What’s the oldest horror game that can still make you jump today, or send that acidic tingle of unease up your spine? Dogs bursting through the windows in the original Resident Evil spring to mind, while the PC faithful may point to another glass-breaking moment – the first monster you encounter in the original Alone in the Dark. The last notable horror game before that, Sweet Home on the NES, probably finds itself just on the wrong side of the 1990s to maintain much impact today. But in that overlooked period between 1989 and 1992, a British studio in the quiet town of Sutton Coldfield made some serious horror headway. Adventure Soft, founded by father-son team Mike and Simon Woodroffe, rebranded itself as Horror Soft, and over the course of three years released four first-person horror games that culminated in the beautifully gruesome Waxworks.

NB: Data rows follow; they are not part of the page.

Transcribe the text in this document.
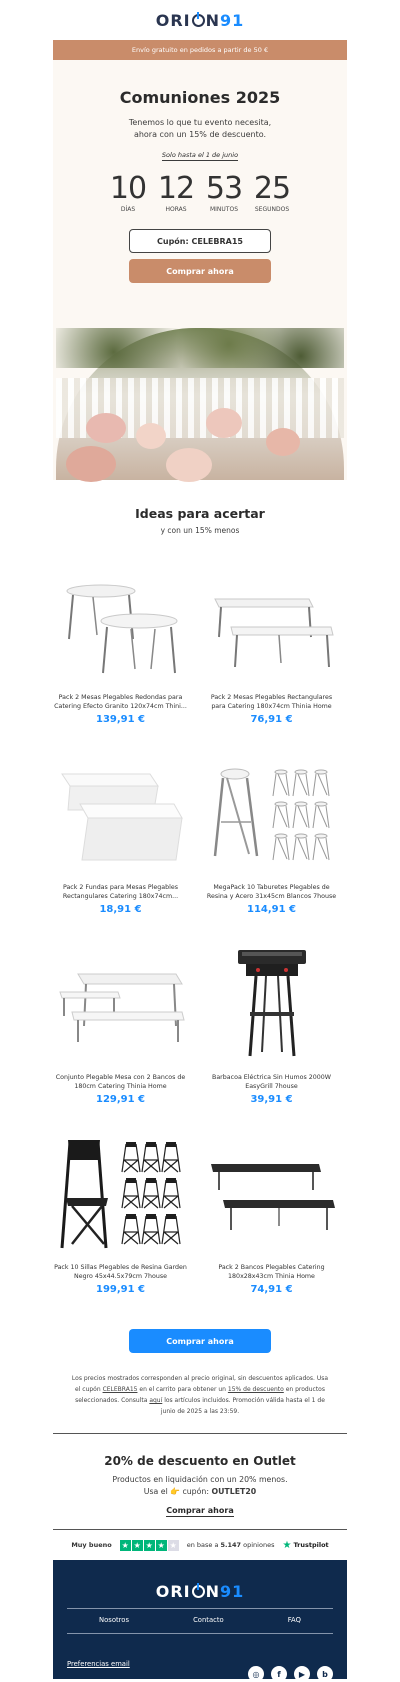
ORI N 91
Envío gratuito en pedidos a partir de 50 €
Comuniones 2025
Tenemos lo que tu evento necesita, ahora con un 15% de descuento.
Solo hasta el 1 de junio
10
DÍAS
12
HORAS
53
MINUTOS
25
SEGUNDOS
Cupón: CELEBRA15
Comprar ahora
Ideas para acertar
y con un 15% menos
Pack 2 Mesas Plegables Redondas para Catering Efecto Granito 120x74cm Thini...
139,91 €
Pack 2 Mesas Plegables Rectangulares para Catering 180x74cm Thinia Home
76,91 €
Pack 2 Fundas para Mesas Plegables Rectangulares Catering 180x74cm...
18,91 €
MegaPack 10 Taburetes Plegables de Resina y Acero 31x45cm Blancos 7house
114,91 €
Conjunto Plegable Mesa con 2 Bancos de 180cm Catering Thinia Home
129,91 €
Barbacoa Eléctrica Sin Humos 2000W EasyGrill 7house
39,91 €
Pack 10 Sillas Plegables de Resina Garden Negro 45x44.5x79cm 7house
199,91 €
Pack 2 Bancos Plegables Catering 180x28x43cm Thinia Home
74,91 €
Comprar ahora
Los precios mostrados corresponden al precio original, sin descuentos aplicados. Usa el cupón CELEBRA15 en el carrito para obtener un 15% de descuento en productos seleccionados. Consulta aquí los artículos incluidos. Promoción válida hasta el 1 de junio de 2025 a las 23:59.
20% de descuento en Outlet
Productos en liquidación con un 20% menos.
Usa el 👉 cupón: OUTLET20
Comprar ahora
Muy bueno ★ ★ ★ ★ ★ en base a 5.147 opiniones ★ Trustpilot
ORI N 91
Nosotros	Contacto	FAQ
Preferencias email
◎	f	▶	b
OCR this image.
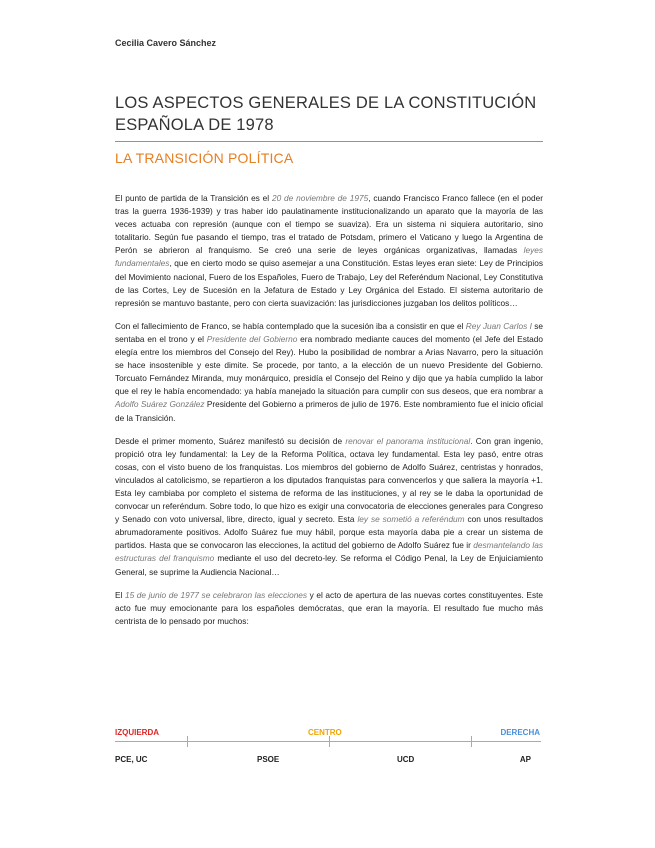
Cecilia Cavero Sánchez
LOS ASPECTOS GENERALES DE LA CONSTITUCIÓN ESPAÑOLA DE 1978
LA TRANSICIÓN POLÍTICA

El punto de partida de la Transición es el 20 de noviembre de 1975, cuando Francisco Franco fallece (en el poder tras la guerra 1936-1939) y tras haber ido paulatinamente institucionalizando un aparato que la mayoría de las veces actuaba con represión (aunque con el tiempo se suaviza). Era un sistema ni siquiera autoritario, sino totalitario. Según fue pasando el tiempo, tras el tratado de Potsdam, primero el Vaticano y luego la Argentina de Perón se abrieron al franquismo. Se creó una serie de leyes orgánicas organizativas, llamadas leyes fundamentales, que en cierto modo se quiso asemejar a una Constitución. Estas leyes eran siete: Ley de Principios del Movimiento nacional, Fuero de los Españoles, Fuero de Trabajo, Ley del Referéndum Nacional, Ley Constitutiva de las Cortes, Ley de Sucesión en la Jefatura de Estado y Ley Orgánica del Estado. El sistema autoritario de represión se mantuvo bastante, pero con cierta suavización: las jurisdicciones juzgaban los delitos políticos…

Con el fallecimiento de Franco, se había contemplado que la sucesión iba a consistir en que el Rey Juan Carlos I se sentaba en el trono y el Presidente del Gobierno era nombrado mediante cauces del momento (el Jefe del Estado elegía entre los miembros del Consejo del Rey). Hubo la posibilidad de nombrar a Arias Navarro, pero la situación se hace insostenible y este dimite. Se procede, por tanto, a la elección de un nuevo Presidente del Gobierno. Torcuato Fernández Miranda, muy monárquico, presidía el Consejo del Reino y dijo que ya había cumplido la labor que el rey le había encomendado: ya había manejado la situación para cumplir con sus deseos, que era nombrar a Adolfo Suárez González Presidente del Gobierno a primeros de julio de 1976. Este nombramiento fue el inicio oficial de la Transición.

Desde el primer momento, Suárez manifestó su decisión de renovar el panorama institucional. Con gran ingenio, propició otra ley fundamental: la Ley de la Reforma Política, octava ley fundamental. Esta ley pasó, entre otras cosas, con el visto bueno de los franquistas. Los miembros del gobierno de Adolfo Suárez, centristas y honrados, vinculados al catolicismo, se repartieron a los diputados franquistas para convencerlos y que saliera la mayoría +1. Esta ley cambiaba por completo el sistema de reforma de las instituciones, y al rey se le daba la oportunidad de convocar un referéndum. Sobre todo, lo que hizo es exigir una convocatoria de elecciones generales para Congreso y Senado con voto universal, libre, directo, igual y secreto. Esta ley se sometió a referéndum con unos resultados abrumadoramente positivos. Adolfo Suárez fue muy hábil, porque esta mayoría daba pie a crear un sistema de partidos. Hasta que se convocaron las elecciones, la actitud del gobierno de Adolfo Suárez fue ir desmantelando las estructuras del franquismo mediante el uso del decreto-ley. Se reforma el Código Penal, la Ley de Enjuiciamiento General, se suprime la Audiencia Nacional…

El 15 de junio de 1977 se celebraron las elecciones y el acto de apertura de las nuevas cortes constituyentes. Este acto fue muy emocionante para los españoles demócratas, que eran la mayoría. El resultado fue mucho más centrista de lo pensado por muchos:

IZQUIERDA	CENTRO	DERECHA
PCE, UC	PSOE	UCD	AP
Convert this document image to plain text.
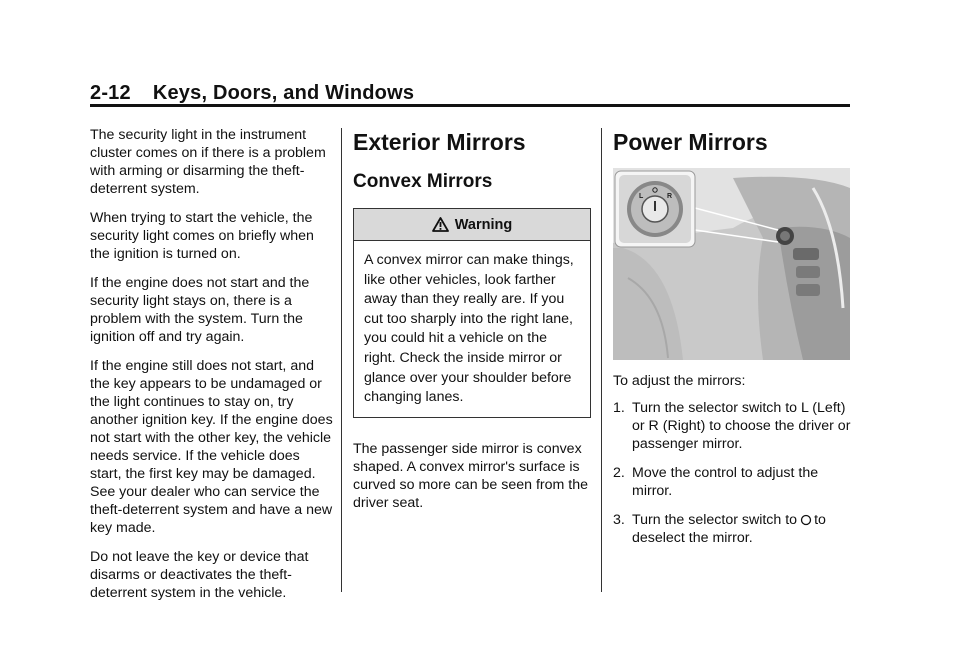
2-12 Keys, Doors, and Windows

The security light in the instrument cluster comes on if there is a problem with arming or disarming the theft-deterrent system.

When trying to start the vehicle, the security light comes on briefly when the ignition is turned on.

If the engine does not start and the security light stays on, there is a problem with the system. Turn the ignition off and try again.

If the engine still does not start, and the key appears to be undamaged or the light continues to stay on, try another ignition key. If the engine does not start with the other key, the vehicle needs service. If the vehicle does start, the first key may be damaged. See your dealer who can service the theft-deterrent system and have a new key made.

Do not leave the key or device that disarms or deactivates the theft-deterrent system in the vehicle.

Exterior Mirrors
Convex Mirrors
Warning
A convex mirror can make things, like other vehicles, look farther away than they really are. If you cut too sharply into the right lane, you could hit a vehicle on the right. Check the inside mirror or glance over your shoulder before changing lanes.

The passenger side mirror is convex shaped. A convex mirror's surface is curved so more can be seen from the driver seat.

Power Mirrors
L	R

To adjust the mirrors:

1. Turn the selector switch to L (Left) or R (Right) to choose the driver or passenger mirror.
2. Move the control to adjust the mirror.
3. Turn the selector switch to to deselect the mirror.
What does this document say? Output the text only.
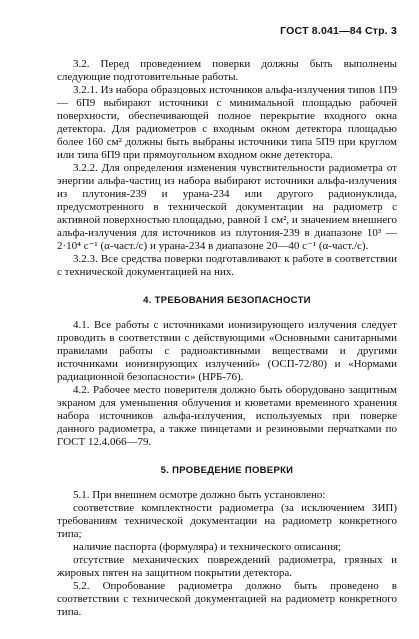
ГОСТ 8.041—84 Стр. 3

3.2. Перед проведением поверки должны быть выполнены следующие подготовительные работы.

3.2.1. Из набора образцовых источников альфа-излучения типов 1П9 — 6П9 выбирают источники с минимальной площадью рабочей поверхности, обеспечивающей полное перекрытие входного окна детектора. Для радиометров с входным окном детектора площадью более 160 см² должны быть выбраны источники типа 5П9 при круглом или типа 6П9 при прямоугольном входном окне детектора.

3.2.2. Для определения изменения чувствительности радиометра от энергии альфа-частиц из набора выбирают источники альфа-излучения из плутония-239 и урана-234 или другого радионуклида, предусмотренного в технической документации на радиометр с активной поверхностью площадью, равной 1 см², и значением внешнего альфа-излучения для источников из плутония-239 в диапазоне 10³ — 2·10⁴ с⁻¹ (α-част./с) и урана-234 в диапазоне 20—40 с⁻¹ (α-част./с).

3.2.3. Все средства поверки подготавливают к работе в соответствии с технической документацией на них.

4. ТРЕБОВАНИЯ БЕЗОПАСНОСТИ

4.1. Все работы с источниками ионизирующего излучения следует проводить в соответствии с действующими «Основными санитарными правилами работы с радиоактивными веществами и другими источниками ионизирующих излучений» (ОСП-72/80) и «Нормами радиационной безопасности» (НРБ-76).

4.2. Рабочее место поверителя должно быть оборудовано защитным экраном для уменьшения облучения и кюветами временного хранения набора источников альфа-излучения, используемых при поверке данного радиометра, а также пинцетами и резиновыми перчатками по ГОСТ 12.4.066—79.

5. ПРОВЕДЕНИЕ ПОВЕРКИ

5.1. При внешнем осмотре должно быть установлено:

соответствие комплектности радиометра (за исключением ЗИП) требованиям технической документации на радиометр конкретного типа;

наличие паспорта (формуляра) и технического описания;

отсутствие механических повреждений радиометра, грязных и жировых пятен на защитном покрытии детектора.

5.2. Опробование радиометра должно быть проведено в соответствии с технической документацией на радиометр конкретного типа.
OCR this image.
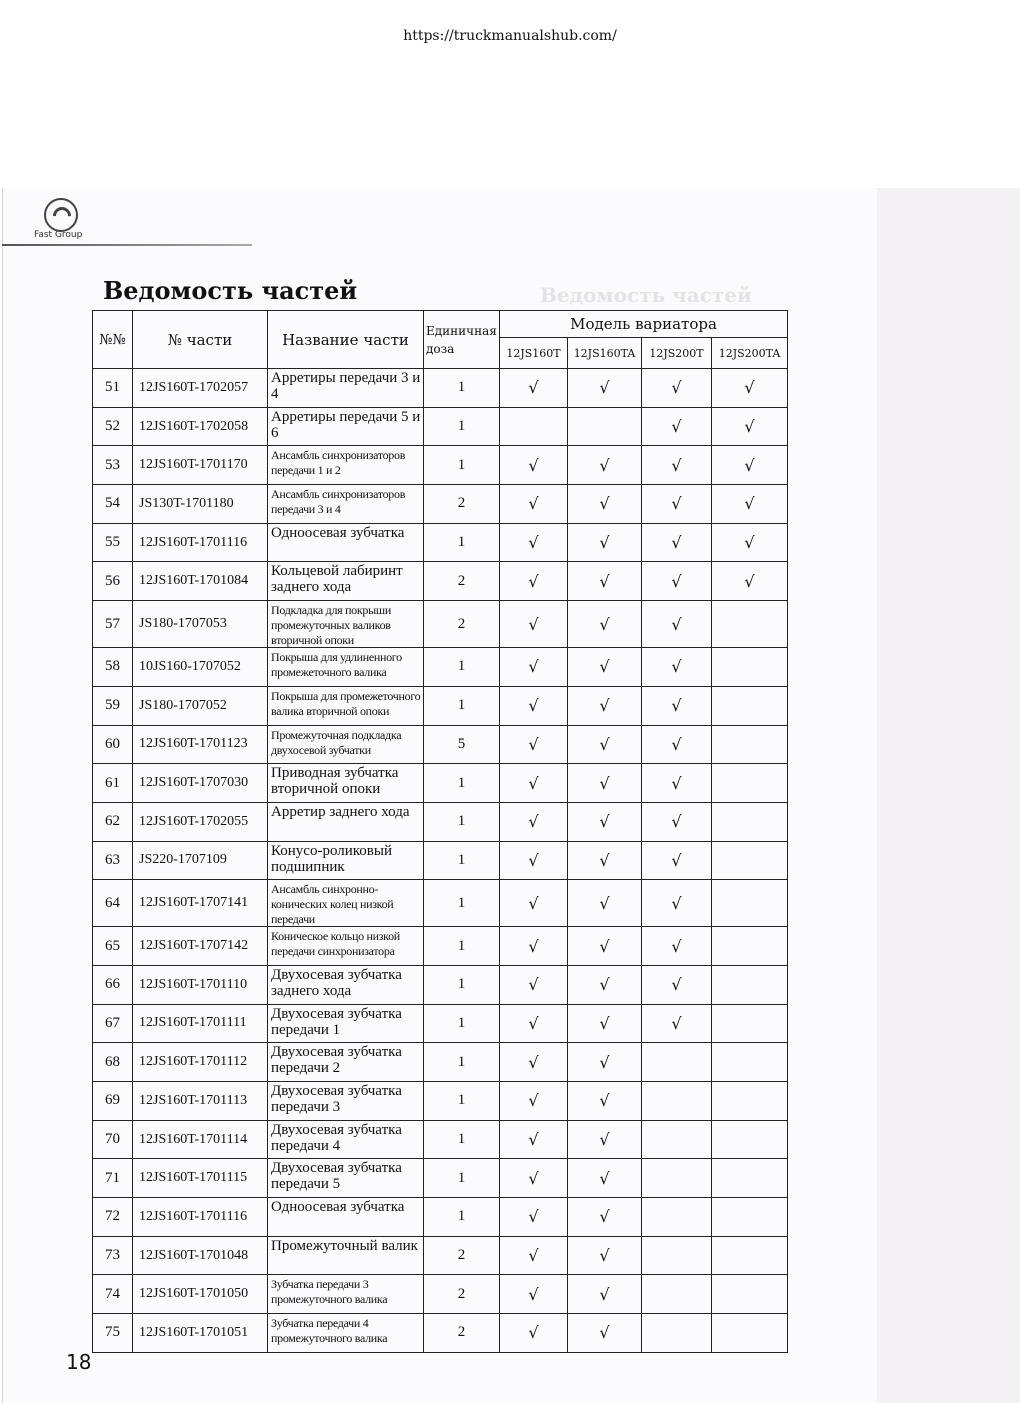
https://truckmanualshub.com/
Fast Group
Ведомость частей
Ведомость частей
№№	№ части	Название части	Единичная доза	Модель вариатора			
				12JS160T	12JS160TA	12JS200T	12JS200TA
51	12JS160T-1702057	Арретиры передачи 3 и 4	1	√	√	√	√
52	12JS160T-1702058	Арретиры передачи 5 и 6	1			√	√
53	12JS160T-1701170	Ансамбль синхронизаторов передачи 1 и 2	1	√	√	√	√
54	JS130T-1701180	Ансамбль синхронизаторов передачи 3 и 4	2	√	√	√	√
55	12JS160T-1701116	Одноосевая зубчатка	1	√	√	√	√
56	12JS160T-1701084	Кольцевой лабиринт заднего хода	2	√	√	√	√
57	JS180-1707053	Подкладка для покрыши промежуточных валиков вторичной опоки	2	√	√	√	
58	10JS160-1707052	Покрыша для удлиненного промежеточного валика	1	√	√	√	
59	JS180-1707052	Покрыша для промежеточного валика вторичной опоки	1	√	√	√	
60	12JS160T-1701123	Промежуточная подкладка двухосевой зубчатки	5	√	√	√	
61	12JS160T-1707030	Приводная зубчатка вторичной опоки	1	√	√	√	
62	12JS160T-1702055	Арретир заднего хода	1	√	√	√	
63	JS220-1707109	Конусо-роликовый подшипник	1	√	√	√	
64	12JS160T-1707141	Ансамбль синхронно-конических колец низкой передачи	1	√	√	√	
65	12JS160T-1707142	Коническое кольцо низкой передачи синхронизатора	1	√	√	√	
66	12JS160T-1701110	Двухосевая зубчатка заднего хода	1	√	√	√	
67	12JS160T-1701111	Двухосевая зубчатка передачи 1	1	√	√	√	
68	12JS160T-1701112	Двухосевая зубчатка передачи 2	1	√	√		
69	12JS160T-1701113	Двухосевая зубчатка передачи 3	1	√	√		
70	12JS160T-1701114	Двухосевая зубчатка передачи 4	1	√	√		
71	12JS160T-1701115	Двухосевая зубчатка передачи 5	1	√	√		
72	12JS160T-1701116	Одноосевая зубчатка	1	√	√		
73	12JS160T-1701048	Промежуточный валик	2	√	√		
74	12JS160T-1701050	Зубчатка передачи 3 промежуточного валика	2	√	√		
75	12JS160T-1701051	Зубчатка передачи 4 промежуточного валика	2	√	√		
18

These games straddled a technological leap in PC gaming, introducing new ideas to the then-stagnant genre that left a sanguine blood trail for other developers to follow.
DEVIL IN THE DETAILS
The shockingly detailed death scenes remain as brutal to behold today as they did 30 years ago, while its grimy labyrinthine levels foreshadow the ‘helpless horror’ subgenre popularised by Amnesia: The Dark Descent, as you’re often forced to flee from the Eldritch creatures, zombies and mobs that twitchily stalk you through porous walls of darkness.
Horror Soft’s father-son development team was an unusual dynamic, but it didn’t impact the development process – no filial door-slammings or paternal tellingoffs. Over time, father Mike gravitated towards the business and finances of the studio, while Simon became the creative and designer.